Autoimmune diseases range from type 1 diabetes to rheumatoid arthritis, inflammatory bowel disease, and multiple sclerosis. In each case, the immune system cuts its wires and turns on healthy tissues instead of infectious agents.

In the UK alone, at least 4 million people have developed such conditions, and some individuals have more than one condition. Internationally, it is now estimated that cases of autoimmune diseases are rising by between 3% and 9% annually. Most scientists believe that environmental factors play a major role in this rise.

“Human genes have not changed over the past few decades,” said Lee, who previously worked at Cambridge University. “So something in the outside world has to change in a way that increases our susceptibility to autoimmune disease.”

This idea was supported by Venuesa, who previously worked at the Australian National University. She noted the changes in diet that have occurred as more and more countries adopt Western-style meals and people buy more fast food.

“Fast food meals lack certain important ingredients, such as fiber, and evidence suggests that this change affects a person’s microbiome — the group of microorganisms in our gut that plays a key role in controlling various bodily functions,” he said.

“These changes in our microbiomes then lead to autoimmune diseases, of which more than 100 types have now been discovered.”

The two scientists stressed that individual sensitivities were implicated in the development of such diseases, diseases that also include celiac disease as well as lupus that causes inflammation and swelling and can cause damage to various organs, including the heart.

“If you don’t have a particular genetic susceptibility, you won’t necessarily develop an autoimmune disease, no matter how many Big Macs you take,” Venussa said. “There’s not much we can do to stop the global spread of fast food franchises. So, instead, we’re trying to understand the underlying genetic mechanisms that underpin autoimmune diseases and make some people susceptible but not others. We want to address the problem at this level.”

This task is made possible by the development of technologies that now allow scientists to identify minute DNA differences between large numbers of individuals. In this way, it is possible to identify common genotypes among those with autoimmune diseases.

“Until very recently, we didn’t have the tools to do that, but now we have this amazing power of large-scale DNA sequencing and that has changed everything,” he told me. “When I started doing research, we knew about six different types of DNA were involved in triggering IBD. Now we know more than 250.”
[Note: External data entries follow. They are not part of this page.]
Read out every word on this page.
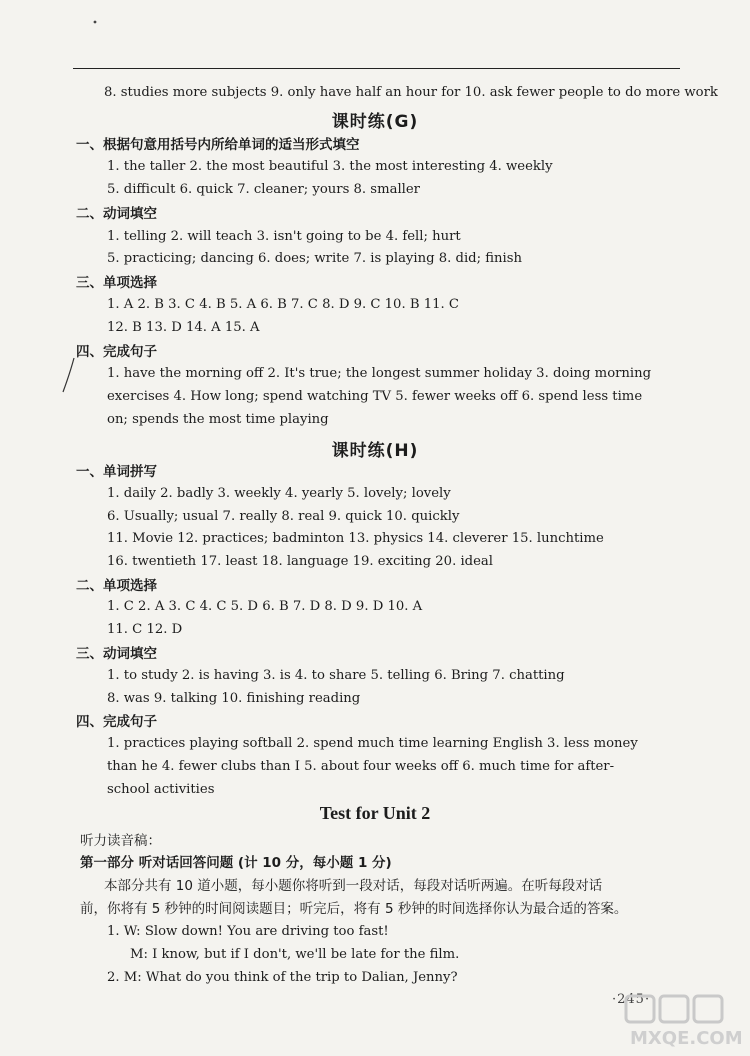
8. studies more subjects 9. only have half an hour for 10. ask fewer people to do more work
课时练(G)
一、根据句意用括号内所给单词的适当形式填空
1. the taller 2. the most beautiful 3. the most interesting 4. weekly
5. difficult 6. quick 7. cleaner; yours 8. smaller
二、动词填空
1. telling 2. will teach 3. isn't going to be 4. fell; hurt
5. practicing; dancing 6. does; write 7. is playing 8. did; finish
三、单项选择
1. A 2. B 3. C 4. B 5. A 6. B 7. C 8. D 9. C 10. B 11. C
12. B 13. D 14. A 15. A
四、完成句子
1. have the morning off 2. It's true; the longest summer holiday 3. doing morning
exercises 4. How long; spend watching TV 5. fewer weeks off 6. spend less time
on; spends the most time playing
课时练(H)
一、单词拼写
1. daily 2. badly 3. weekly 4. yearly 5. lovely; lovely
6. Usually; usual 7. really 8. real 9. quick 10. quickly
11. Movie 12. practices; badminton 13. physics 14. cleverer 15. lunchtime
16. twentieth 17. least 18. language 19. exciting 20. ideal
二、单项选择
1. C 2. A 3. C 4. C 5. D 6. B 7. D 8. D 9. D 10. A
11. C 12. D
三、动词填空
1. to study 2. is having 3. is 4. to share 5. telling 6. Bring 7. chatting
8. was 9. talking 10. finishing reading
四、完成句子
1. practices playing softball 2. spend much time learning English 3. less money
than he 4. fewer clubs than I 5. about four weeks off 6. much time for after-
school activities
Test for Unit 2
听力读音稿：
第一部分 听对话回答问题 (计 10 分，每小题 1 分)
本部分共有 10 道小题，每小题你将听到一段对话，每段对话听两遍。在听每段对话
前，你将有 5 秒钟的时间阅读题目；听完后，将有 5 秒钟的时间选择你认为最合适的答案。
1. W: Slow down! You are driving too fast!
M: I know, but if I don't, we'll be late for the film.
2. M: What do you think of the trip to Dalian, Jenny?
·245·
MXQE.COM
Such work lies at the heart of Lee and Vinuesa’s efforts, which aim to find out how these different genetic pathways work and reveal the many different types of diseases that clinicians are now looking for. “If you look at some autoimmune diseases – for example, lupus – it’s recently become clear that there are many different versions of them, which may be caused by different genetic pathways,” Venuesa said. “It follows when you are trying to find the right treatment.

“We have a lot of potentially useful new therapies that are being developed all the time, but we don’t know which patients to give them to, because we now realize that we don’t know exactly what kind of disease they have. And that is now a major target of autoimmune research. We have to learn how to synthesize patients and stratifying them so that we can give them the appropriate treatment.”

Lee also stressed that the rising incidence of autoimmune diseases worldwide means that new treatments and drugs are more needed than ever. “Currently, there are no treatments for autoimmune diseases, which usually develop in young people – while they are trying to complete their education, get their first job and start families,” he said.

This means that increasing numbers of people will have surgery or will have to have regular injections for the rest of their lives. It can be grim for patients and a tremendous strain on health services. Hence the urgent need to find new and effective treatments.”